Rancher: Troubleshooting DNS

It turns out that the Rancher docs have “Troubleshooting DNS” page, with a section entitled Check upstream nameservers in resolv.conf. It says to try this:

$ kubectl run -i --restart=Never --rm test-${RANDOM} --image=ubuntu --overrides='{"kind":"Pod", "apiVersion":"v1", "spec": {"dnsPolicy":"Default"}}' -- sh -c 'cat /etc/resolv.conf'
nameserver 8.8.8.8
pod "test-19198" deleted

That just confirms it. But where is it coming from, and can I change it? Should I change it?

Whence 8.8.8.8?

Searching for "8.8.8.8" in the k3s repository on GitHub takes me to commit a4df9f4, wherein it “validates” the nameserver configured in the node’s /etc/resolv.conf, and if that’s not valid, uses 8.8.8.8 by default.
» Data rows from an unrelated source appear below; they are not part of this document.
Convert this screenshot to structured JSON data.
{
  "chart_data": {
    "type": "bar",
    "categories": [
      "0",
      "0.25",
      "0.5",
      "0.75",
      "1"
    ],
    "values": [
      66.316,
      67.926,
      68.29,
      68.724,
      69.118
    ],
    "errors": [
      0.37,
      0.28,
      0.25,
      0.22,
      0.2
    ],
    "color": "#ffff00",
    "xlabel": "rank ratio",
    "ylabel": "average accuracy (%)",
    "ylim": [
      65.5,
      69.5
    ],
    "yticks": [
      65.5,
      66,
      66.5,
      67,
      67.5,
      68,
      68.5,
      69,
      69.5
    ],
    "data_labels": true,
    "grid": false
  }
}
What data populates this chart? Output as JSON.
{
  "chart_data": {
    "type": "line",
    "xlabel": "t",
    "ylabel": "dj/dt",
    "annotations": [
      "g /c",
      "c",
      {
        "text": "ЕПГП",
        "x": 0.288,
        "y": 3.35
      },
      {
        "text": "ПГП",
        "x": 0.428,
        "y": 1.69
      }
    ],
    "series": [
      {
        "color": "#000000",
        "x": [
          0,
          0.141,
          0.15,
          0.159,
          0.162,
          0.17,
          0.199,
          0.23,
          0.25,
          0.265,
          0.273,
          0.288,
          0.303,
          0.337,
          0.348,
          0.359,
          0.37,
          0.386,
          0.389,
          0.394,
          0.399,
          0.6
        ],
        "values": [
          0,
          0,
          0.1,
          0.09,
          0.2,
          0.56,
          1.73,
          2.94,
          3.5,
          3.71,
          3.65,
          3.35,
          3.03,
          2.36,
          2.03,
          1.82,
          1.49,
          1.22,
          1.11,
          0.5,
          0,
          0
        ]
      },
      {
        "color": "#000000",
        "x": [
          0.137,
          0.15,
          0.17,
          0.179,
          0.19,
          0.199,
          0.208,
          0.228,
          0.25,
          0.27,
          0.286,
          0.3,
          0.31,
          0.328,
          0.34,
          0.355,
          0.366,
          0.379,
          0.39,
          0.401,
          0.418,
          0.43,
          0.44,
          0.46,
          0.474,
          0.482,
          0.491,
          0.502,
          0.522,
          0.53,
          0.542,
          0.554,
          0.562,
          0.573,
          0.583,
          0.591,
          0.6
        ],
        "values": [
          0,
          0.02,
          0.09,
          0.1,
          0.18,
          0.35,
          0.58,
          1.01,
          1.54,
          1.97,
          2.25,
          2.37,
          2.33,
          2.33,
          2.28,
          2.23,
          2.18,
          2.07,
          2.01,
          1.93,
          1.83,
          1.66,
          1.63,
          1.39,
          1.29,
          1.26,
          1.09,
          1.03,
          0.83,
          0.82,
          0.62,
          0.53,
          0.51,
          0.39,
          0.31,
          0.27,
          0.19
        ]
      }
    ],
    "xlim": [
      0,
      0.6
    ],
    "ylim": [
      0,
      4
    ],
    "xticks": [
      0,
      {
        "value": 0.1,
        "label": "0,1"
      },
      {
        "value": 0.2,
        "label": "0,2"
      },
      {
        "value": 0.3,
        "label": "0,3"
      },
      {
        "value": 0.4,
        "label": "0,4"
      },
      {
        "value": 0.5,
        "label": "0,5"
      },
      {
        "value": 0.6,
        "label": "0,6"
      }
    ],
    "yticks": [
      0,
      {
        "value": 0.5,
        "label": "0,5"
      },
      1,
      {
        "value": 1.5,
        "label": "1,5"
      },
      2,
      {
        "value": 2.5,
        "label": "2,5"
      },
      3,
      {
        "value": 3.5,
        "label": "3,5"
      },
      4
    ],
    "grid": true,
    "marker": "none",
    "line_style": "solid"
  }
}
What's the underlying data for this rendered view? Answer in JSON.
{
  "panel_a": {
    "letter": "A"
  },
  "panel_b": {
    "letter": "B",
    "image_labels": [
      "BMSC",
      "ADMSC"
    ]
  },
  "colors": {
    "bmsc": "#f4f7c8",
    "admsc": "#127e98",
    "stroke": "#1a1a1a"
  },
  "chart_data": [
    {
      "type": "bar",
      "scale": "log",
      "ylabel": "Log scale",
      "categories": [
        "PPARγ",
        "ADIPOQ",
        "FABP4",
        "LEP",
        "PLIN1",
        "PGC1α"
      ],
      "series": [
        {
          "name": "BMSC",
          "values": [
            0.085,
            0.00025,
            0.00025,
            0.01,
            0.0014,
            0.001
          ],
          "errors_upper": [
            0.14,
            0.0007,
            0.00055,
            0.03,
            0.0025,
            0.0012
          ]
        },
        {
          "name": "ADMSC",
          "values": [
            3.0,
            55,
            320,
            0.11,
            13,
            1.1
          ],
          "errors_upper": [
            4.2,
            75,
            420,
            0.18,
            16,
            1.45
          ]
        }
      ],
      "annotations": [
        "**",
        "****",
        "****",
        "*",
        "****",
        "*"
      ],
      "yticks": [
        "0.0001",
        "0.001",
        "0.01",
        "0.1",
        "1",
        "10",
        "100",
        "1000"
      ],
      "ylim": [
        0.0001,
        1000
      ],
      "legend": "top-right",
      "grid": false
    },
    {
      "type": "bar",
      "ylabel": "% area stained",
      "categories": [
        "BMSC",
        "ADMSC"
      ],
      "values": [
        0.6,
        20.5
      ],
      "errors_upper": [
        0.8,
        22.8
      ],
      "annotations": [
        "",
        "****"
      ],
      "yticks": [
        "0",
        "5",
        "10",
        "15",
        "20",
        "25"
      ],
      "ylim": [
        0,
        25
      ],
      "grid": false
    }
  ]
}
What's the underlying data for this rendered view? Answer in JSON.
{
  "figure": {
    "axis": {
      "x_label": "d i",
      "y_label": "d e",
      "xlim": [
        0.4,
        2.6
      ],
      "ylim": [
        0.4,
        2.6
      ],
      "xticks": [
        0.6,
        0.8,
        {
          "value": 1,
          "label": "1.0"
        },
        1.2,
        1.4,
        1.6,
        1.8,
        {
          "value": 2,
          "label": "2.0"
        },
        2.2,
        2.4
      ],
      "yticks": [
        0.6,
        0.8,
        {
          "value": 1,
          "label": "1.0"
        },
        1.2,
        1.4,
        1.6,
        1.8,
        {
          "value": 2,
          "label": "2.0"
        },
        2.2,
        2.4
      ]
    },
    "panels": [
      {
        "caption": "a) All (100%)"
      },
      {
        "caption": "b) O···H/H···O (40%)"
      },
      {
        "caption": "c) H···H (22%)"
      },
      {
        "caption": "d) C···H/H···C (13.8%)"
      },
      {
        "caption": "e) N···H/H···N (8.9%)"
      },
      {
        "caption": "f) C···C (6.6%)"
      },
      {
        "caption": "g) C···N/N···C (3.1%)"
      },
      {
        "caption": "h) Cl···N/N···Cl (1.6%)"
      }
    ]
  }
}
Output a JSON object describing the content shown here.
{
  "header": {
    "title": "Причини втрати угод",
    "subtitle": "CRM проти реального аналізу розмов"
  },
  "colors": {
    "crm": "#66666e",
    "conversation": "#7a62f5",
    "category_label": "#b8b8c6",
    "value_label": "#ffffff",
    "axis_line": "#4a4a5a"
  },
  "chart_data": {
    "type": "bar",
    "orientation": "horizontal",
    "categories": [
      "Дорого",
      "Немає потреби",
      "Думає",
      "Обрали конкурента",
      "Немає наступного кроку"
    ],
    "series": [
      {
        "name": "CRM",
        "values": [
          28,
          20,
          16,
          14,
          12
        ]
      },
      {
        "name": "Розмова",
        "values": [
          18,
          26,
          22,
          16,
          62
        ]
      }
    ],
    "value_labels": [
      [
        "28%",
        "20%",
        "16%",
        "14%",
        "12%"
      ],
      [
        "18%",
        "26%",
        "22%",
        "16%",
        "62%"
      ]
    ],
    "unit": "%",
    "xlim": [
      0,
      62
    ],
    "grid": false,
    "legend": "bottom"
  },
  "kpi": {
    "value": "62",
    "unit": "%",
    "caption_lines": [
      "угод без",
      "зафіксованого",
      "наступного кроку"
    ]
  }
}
To check for validity, it uses the Go function IsGlobalUnicast, which is implemented as follows:

func (ip IP) IsGlobalUnicast() bool {
	return (len(ip) == IPv4len || len(ip) == IPv6len) &&
		!ip.Equal(IPv4bcast) &&
		!ip.IsUnspecified() &&
		!ip.IsLoopback() &&
		!ip.IsMulticast() &&
		!ip.IsLinkLocalUnicast()
}

The node’s /etc/resolv.conf looks like this:

$ cat /etc/resolv.conf
# ...systemd warnings ellided...

nameserver 127.0.0.53
...

…and that’s a loopback address, so it thinks this file is invalid.

According to my reading of the source code in that commit, it ought to next try /run/systemd/resolve/resolv.conf, which looks like this:

$ cat /run/systemd/resolve/resolv.conf
# ...systemd warnings ellided...

nameserver 192.168.28.1
nameserver fe80::...
...

That nameserver 192.168.28.1 is my router, so it ought to be valid, but I think it’s being tripped up by the nameserver fe80::..., which is a link-local unicast address (even though it’s also my router), and that’s causing it to reject the whole file. At that point, it gives up and defaults to using 8.8.8.8.

My router is set up for “Stateless” RA mode, so the fe80::... nameserver is apparently being invented by each client.

Using a custom override

As noted above, CoreDNS supports importing custom zones by placing files in the /etc/coredns/custom directory. I’ll cover this in a separate post.